More Adventures in Religiosity
I recall playing a gig with a show-band at Maharishi International University in Fairfield, Iowa. The university was founded on the principles of Maharishi Mahesh Yogi and with money from the Beatles, no doubt. The university offered advanced courses in levitation. Open only to graduate students. Really…
Classes were held in a padded room where advanced candidates sat lotus position and bounced themselves higher and higher. Supposedly, graduates of the course could actually hold themselves above the padded mat for a brief moment. No one could offer proof or even anecdotal evidence of any success. I have to assume that photography was disallowed.
A-hem
Did I mention I lived in California? I have had countless encounters with ‘seekers’; people who vouched for the efficacy of Eckankar, soul travel, astral projection, telekinesis, crystals, pyramid power, Scientology, and on and on. All the seekers sought ‘enlightenment’ and ‘transcendent whatever’. All the various paths to a ‘higher state of being’ were couched in spiritual twaddle and esoterica.
IMHO.
For much of my early adulthood, it seemed that all the ‘seekers’ were looking everywhere for something to plug the absence of Christianity and formal religion from their lives. ‘Ancient wisdom’ was a popular by-word and marketing ploy. Mysteries revealed! ESP, Lost Atlantis, Mu or Lemuria; Edgar Cayce, L. Ron Hubbard, pyramid power, soul travel, interdimensional beings, crystals, etc. Many got lost in the intricate maze of deception, manipulation, falsehoods and confusing spiritual non-sequitur.
After transferring to a secular high school from the diocesan, parochial high school, Bishop Mac , I attended ‘catechism classes’. (Roman Catholics don’t refer to these as ‘Sunday school’ or ‘Bible study’. Recall that Catholics are sternly dissuaded from reading the Bible unaccompanied by a priest.)
Bored to tears hearing the nonsensical story of Noah or the Garden of Eden or other Biblical drivel for the umpteenth time, I suggested that perhaps we might study comparative Christianity in our catechism class.
‘What do other Christian religions believe?’
I recall that the teacher (a local auto dealer) got a terror stricken look on his face; aghast at the thought. He said that he’d ask the priest about the request before continuing with the biblical fairy tale of the week. Needless to say, discussion of Lutheranism or the Methodist or Episcopalians never happened or was ever mentioned. I took my leave of the class and preferred driving the country roads listening to rock and pop music on the car radio.
Far more enjoyable and edifying.
I also had an encounter or two with a pastor of the local Church of Christ, Scientist; the family of my high school girlfriend were member of that Faith. The pastor, a spritely, oddly mustachioed fellow, felt it his duty to proselytize. He voiced fear that what he said did not fall ‘on fallow ground’. I assured him that I was sincerely interested.
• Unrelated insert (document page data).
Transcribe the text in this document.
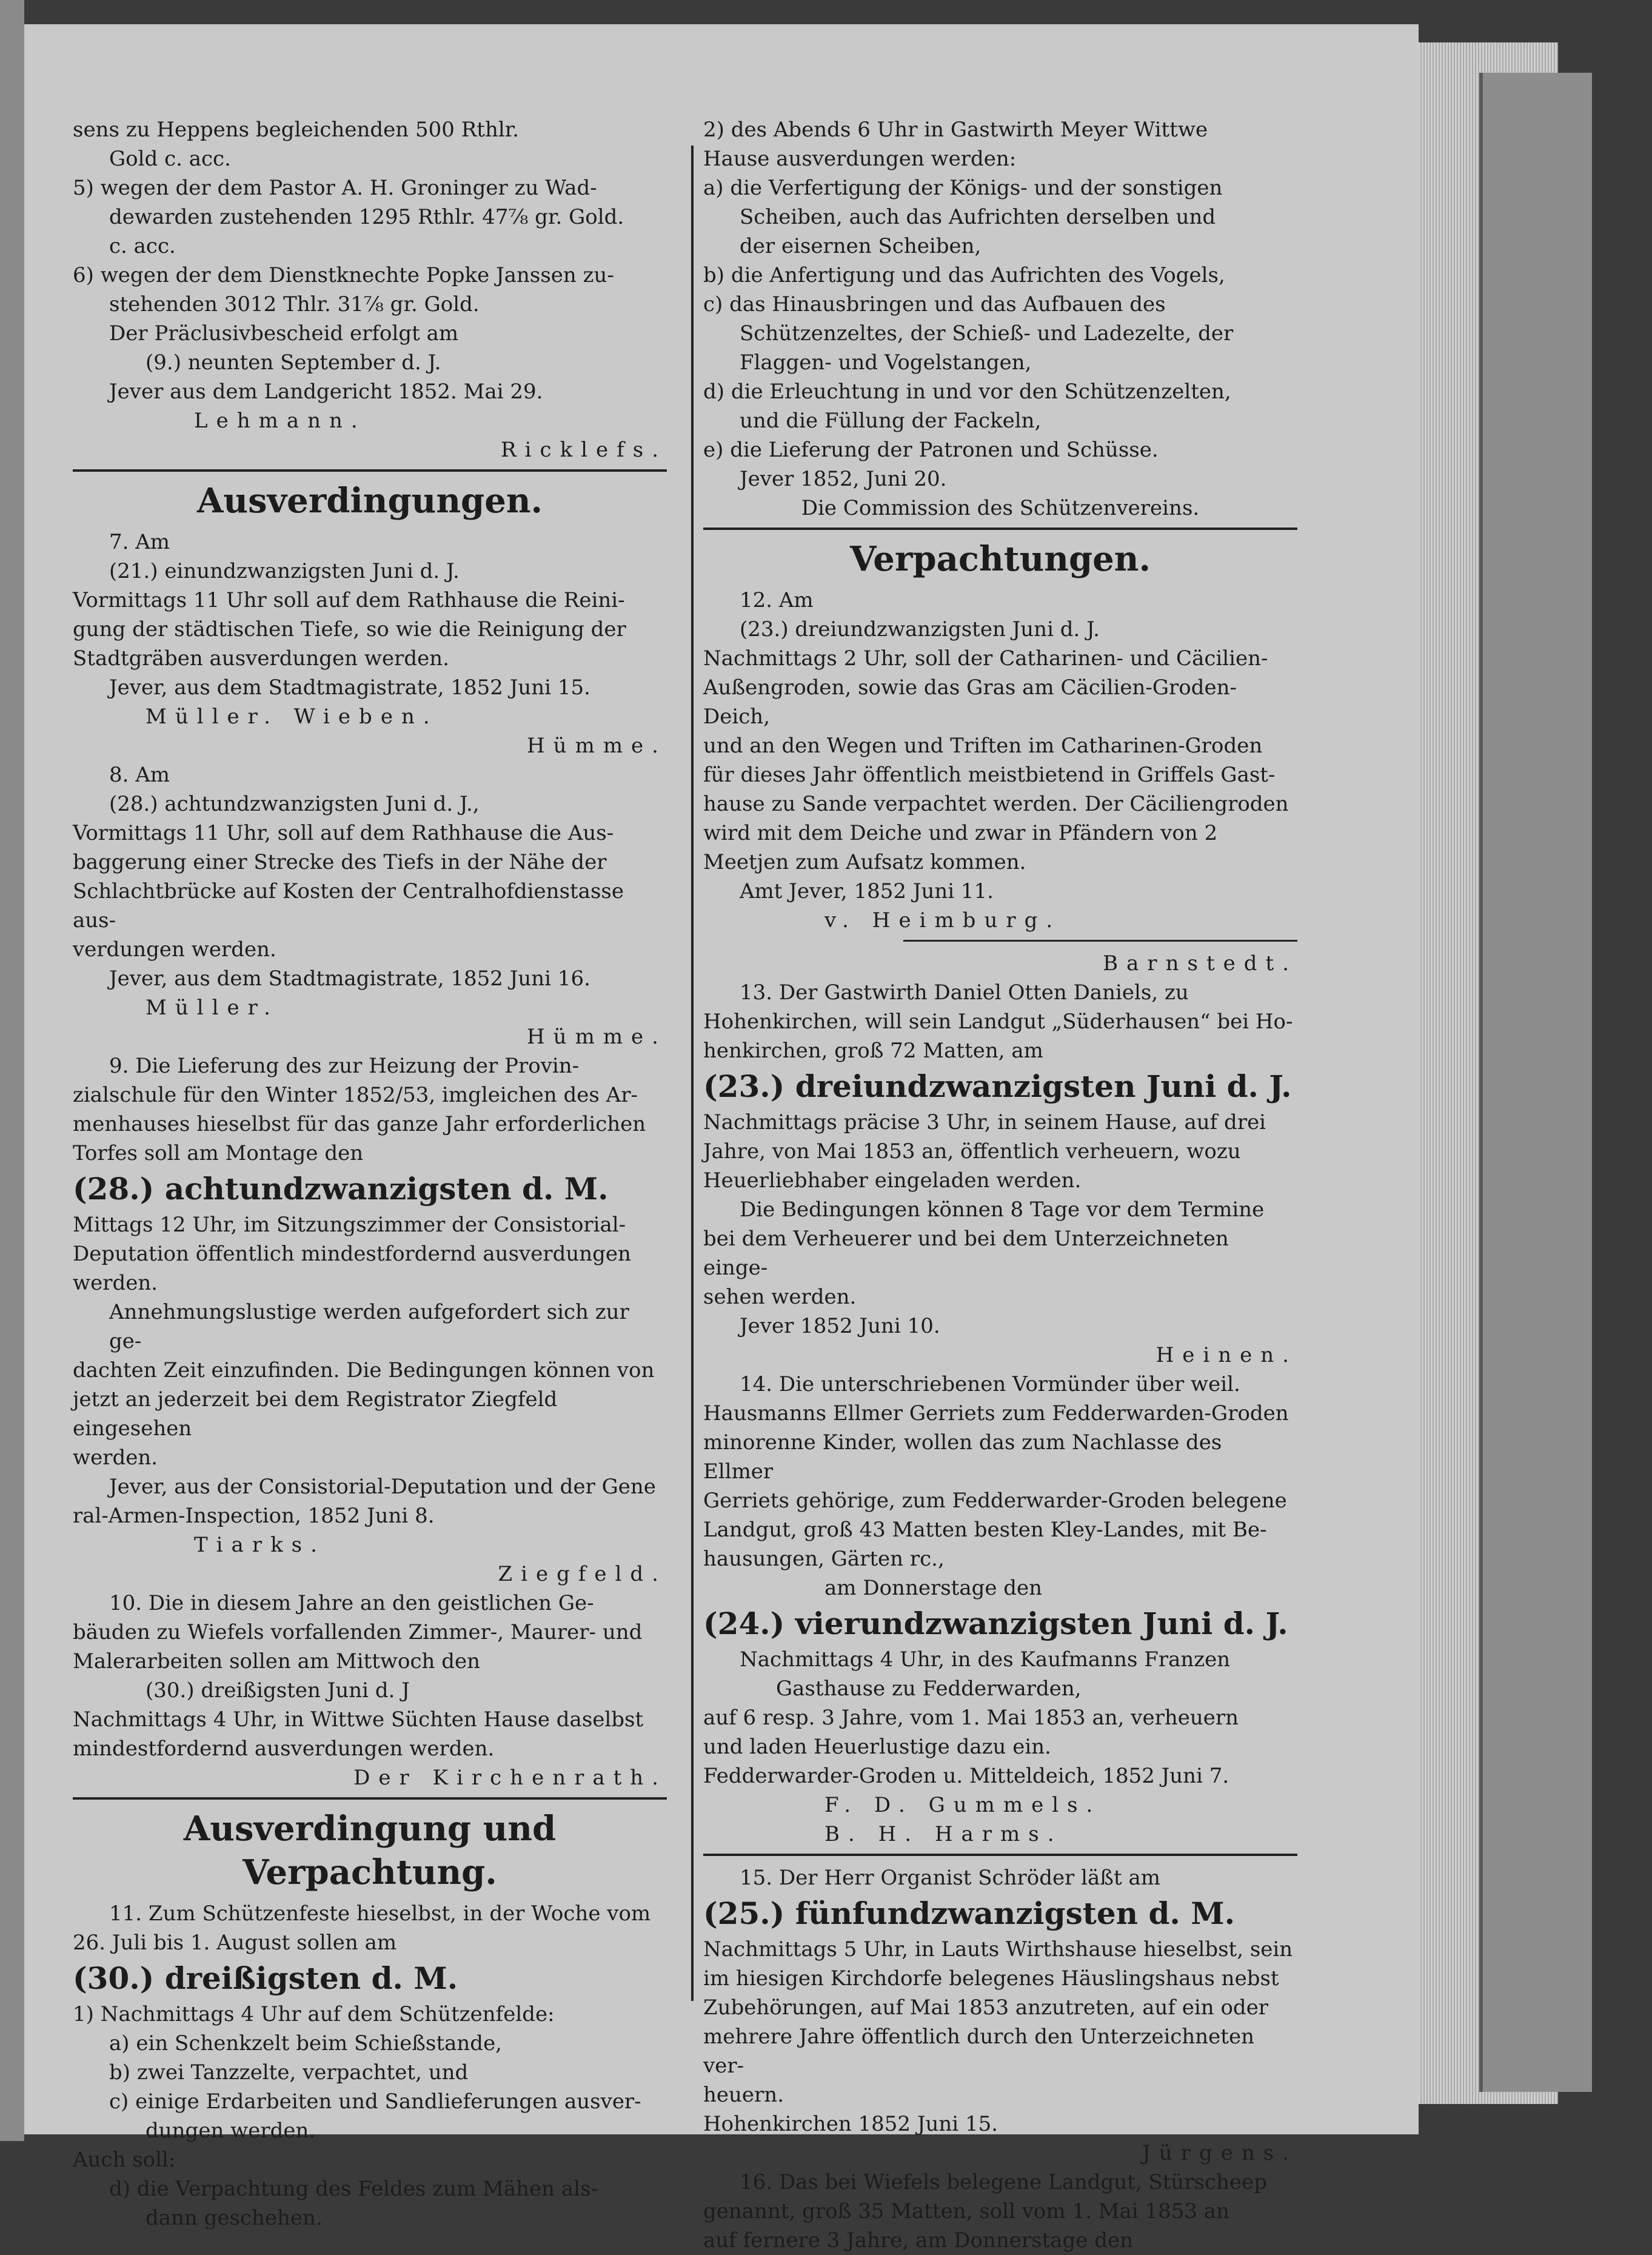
sens zu Heppens begleichenden 500 Rthlr.

Gold c. acc.

5) wegen der dem Pastor A. H. Groninger zu Wad-

dewarden zustehenden 1295 Rthlr. 47⅞ gr. Gold.

c. acc.

6) wegen der dem Dienstknechte Popke Janssen zu-

stehenden 3012 Thlr. 31⅞ gr. Gold.

Der Präclusivbescheid erfolgt am

(9.) neunten September d. J.

Jever aus dem Landgericht 1852. Mai 29.

Lehmann.

Ricklefs.

Ausverdingungen.

7. Am

(21.) einundzwanzigsten Juni d. J.

Vormittags 11 Uhr soll auf dem Rathhause die Reini-

gung der städtischen Tiefe, so wie die Reinigung der

Stadtgräben ausverdungen werden.

Jever, aus dem Stadtmagistrate, 1852 Juni 15.

Müller. Wieben.

Hümme.

8. Am

(28.) achtundzwanzigsten Juni d. J.,

Vormittags 11 Uhr, soll auf dem Rathhause die Aus-

baggerung einer Strecke des Tiefs in der Nähe der

Schlachtbrücke auf Kosten der Centralhofdienstasse aus-

verdungen werden.

Jever, aus dem Stadtmagistrate, 1852 Juni 16.

Müller.

Hümme.

9. Die Lieferung des zur Heizung der Provin-

zialschule für den Winter 1852/53, imgleichen des Ar-

menhauses hieselbst für das ganze Jahr erforderlichen

Torfes soll am Montage den

(28.) achtundzwanzigsten d. M.

Mittags 12 Uhr, im Sitzungszimmer der Consistorial-

Deputation öffentlich mindestfordernd ausverdungen werden.

Annehmungslustige werden aufgefordert sich zur ge-

dachten Zeit einzufinden. Die Bedingungen können von

jetzt an jederzeit bei dem Registrator Ziegfeld eingesehen

werden.

Jever, aus der Consistorial-Deputation und der Gene

ral-Armen-Inspection, 1852 Juni 8.

Tiarks.

Ziegfeld.

10. Die in diesem Jahre an den geistlichen Ge-

bäuden zu Wiefels vorfallenden Zimmer-, Maurer- und

Malerarbeiten sollen am Mittwoch den

(30.) dreißigsten Juni d. J

Nachmittags 4 Uhr, in Wittwe Süchten Hause daselbst

mindestfordernd ausverdungen werden.

Der Kirchenrath.

Ausverdingung und Verpachtung.

11. Zum Schützenfeste hieselbst, in der Woche vom

26. Juli bis 1. August sollen am

(30.) dreißigsten d. M.

1) Nachmittags 4 Uhr auf dem Schützenfelde:

a) ein Schenkzelt beim Schießstande,

b) zwei Tanzzelte, verpachtet, und

c) einige Erdarbeiten und Sandlieferungen ausver-

dungen werden.

Auch soll:

d) die Verpachtung des Feldes zum Mähen als-

dann geschehen.

2) des Abends 6 Uhr in Gastwirth Meyer Wittwe

Hause ausverdungen werden:

a) die Verfertigung der Königs- und der sonstigen

Scheiben, auch das Aufrichten derselben und

der eisernen Scheiben,

b) die Anfertigung und das Aufrichten des Vogels,

c) das Hinausbringen und das Aufbauen des

Schützenzeltes, der Schieß- und Ladezelte, der

Flaggen- und Vogelstangen,

d) die Erleuchtung in und vor den Schützenzelten,

und die Füllung der Fackeln,

e) die Lieferung der Patronen und Schüsse.

Jever 1852, Juni 20.

Die Commission des Schützenvereins.

Verpachtungen.

12. Am

(23.) dreiundzwanzigsten Juni d. J.

Nachmittags 2 Uhr, soll der Catharinen- und Cäcilien-

Außengroden, sowie das Gras am Cäcilien-Groden-Deich,

und an den Wegen und Triften im Catharinen-Groden

für dieses Jahr öffentlich meistbietend in Griffels Gast-

hause zu Sande verpachtet werden. Der Cäciliengroden

wird mit dem Deiche und zwar in Pfändern von 2

Meetjen zum Aufsatz kommen.

Amt Jever, 1852 Juni 11.

v. Heimburg.

Barnstedt.

13. Der Gastwirth Daniel Otten Daniels, zu

Hohenkirchen, will sein Landgut „Süderhausen“ bei Ho-

henkirchen, groß 72 Matten, am

(23.) dreiundzwanzigsten Juni d. J.

Nachmittags präcise 3 Uhr, in seinem Hause, auf drei

Jahre, von Mai 1853 an, öffentlich verheuern, wozu

Heuerliebhaber eingeladen werden.

Die Bedingungen können 8 Tage vor dem Termine

bei dem Verheuerer und bei dem Unterzeichneten einge-

sehen werden.

Jever 1852 Juni 10.

Heinen.

14. Die unterschriebenen Vormünder über weil.

Hausmanns Ellmer Gerriets zum Fedderwarden-Groden

minorenne Kinder, wollen das zum Nachlasse des Ellmer

Gerriets gehörige, zum Fedderwarder-Groden belegene

Landgut, groß 43 Matten besten Kley-Landes, mit Be-

hausungen, Gärten rc.,

am Donnerstage den

(24.) vierundzwanzigsten Juni d. J.

Nachmittags 4 Uhr, in des Kaufmanns Franzen

Gasthause zu Fedderwarden,

auf 6 resp. 3 Jahre, vom 1. Mai 1853 an, verheuern

und laden Heuerlustige dazu ein.

Fedderwarder-Groden u. Mitteldeich, 1852 Juni 7.

F. D. Gummels.

B. H. Harms.

15. Der Herr Organist Schröder läßt am

(25.) fünfundzwanzigsten d. M.

Nachmittags 5 Uhr, in Lauts Wirthshause hieselbst, sein

im hiesigen Kirchdorfe belegenes Häuslingshaus nebst

Zubehörungen, auf Mai 1853 anzutreten, auf ein oder

mehrere Jahre öffentlich durch den Unterzeichneten ver-

heuern.

Hohenkirchen 1852 Juni 15.

Jürgens.

16. Das bei Wiefels belegene Landgut, Stürscheep

genannt, groß 35 Matten, soll vom 1. Mai 1853 an

auf fernere 3 Jahre, am Donnerstage den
Seeing me as a possible convert and tithe-giver, I learned a bit about Mary Baker Eddy, the sect’s founder. I was introduced to the precepts which I found to be less than compelling; ‘Biblical Christ’ and all but devoid of science.
It was about this time that I determined that if I couldn’t make sense of the palaver; it was bogus. There were caveats, of course – higher math, advanced science, etc. – but otherwise, if I was confounded and had no recourse to learning, then that topic was set aside, labeled ‘twaddle’.
Much later in life, I took to practicing a mind experiment in which I imagined myself peering into the ‘abyss’; a black, endless, void. It was a form of meditation, now that I think of it. I did it in order to get accustomed to confronting the inevitable ‘abyss’ of nothingness death.